Fonteles lembra que o recrudescimento da pandemia exige uma ampliação das despesas dos estados e dos municípios com saúde, ao mesmo tempo em que reduz as receitas, já que diminui o funcionamento de muitas atividades econômicas. Por isso, diz que a sobra de caixa obtida em 2020 deve ser usada para fazer face às despesas necessárias ao enfrentamento da covid-19 e às despesas correntes dos governos regionais, mas também para garantir o pagamento das dívidas com a União, que foram suspensas em 2020, mas voltaram a ser cobradas no início deste ano.

Por conta disso, 18 secretários estaduais de Fazenda engrossaram o apelo pela renovação do auxílio emergencial aos mais vulneráveis na semana passada, em carta enviada ao Congresso Nacional. A Frente Nacional de Prefeitos pretende reforçar o pedido aos novos presidentes da Câmara, Arthur Lira (PP-AL), e do Senado, Rodrigo Pacheco (DEM-MG), que estão negociando a volta do auxílio aos mais vulneráveis com o governo federal. A ideia é que o auxílio emergencial ajude os mais pobres e, indiretamente, também contribua com a arrecadação dos governos regionais, já que não se esperam novos auxílios diretos da União para os estados e municípios neste ano, devido à situação fiscal delicada do governo federal.

“Neste início de ano, ainda estamos sentindo a repercussão dos auxílios. Mas a situação pode ficar complicada nos próximos meses, pois a pandemia continua, a vacinação está atrasada e a crise sanitária impede o comportamento regular dos agentes econômicos”, explica Fonteles. “Os cenários econômicos em 2021 e em 2022 dependem das discussões sobre a continuidade do auxílio emergencial e da vacinação — que ainda caminha em ritmo preocupante em alguns locais. Temos um cenário de incerteza em relação ao desempenho da economia que afeta a arrecadação; tanto que agumas cidades do Norte, mais atingidas pela pandemia, já estão em dificuldade”, completa Kleber Castro.

“Calibrada para cima”

Especialistas concordam que os próximos meses ainda são nebulosos para as contas públicas. Porém, ponderam que parte da sobra de caixa obtida pelos estados no ano passado poderia ser usada para auxiliar a população mais vulnerável no início do ano. Sócio e economista-chefe da RPS Capital, Gabriel Barros explica que o auxílio emergencial exigiu um alto endividamento da União. Ele ressalta que a ajuda federativa também contribuiu nesse sentido, já que foi “calibrada para cima”. E, por isso, acredita que os governos regionais poderiam contribuir com os mais vulneráveis agora. Afinal, ressalta, o governo federal e o Congresso Nacional admitem a volta do auxílio emergencial, mas em um escopo menor que o do ano passado, por conta do impacto fiscal do programa.
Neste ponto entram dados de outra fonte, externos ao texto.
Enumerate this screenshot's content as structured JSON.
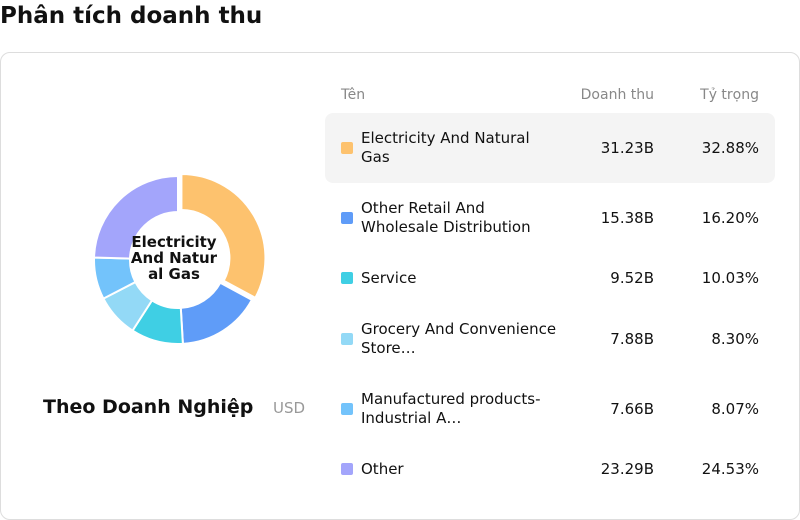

“A relação federativa não deve ser unilateral, egoísta e desequilibrada, pelo contrário. O bom senso e o mínimo de solidariedade federativa fariam bem às finanças públicas, às famílias em situação de vulnerabilidade social e ao Congresso Nacional, que teria algum tempo adicional para aprimorar a rede de proteção social com responsabilidade fiscal”, defende Barros. Ele lembra que parte desse recurso voltaria indiretamente para os estados via arrecadação.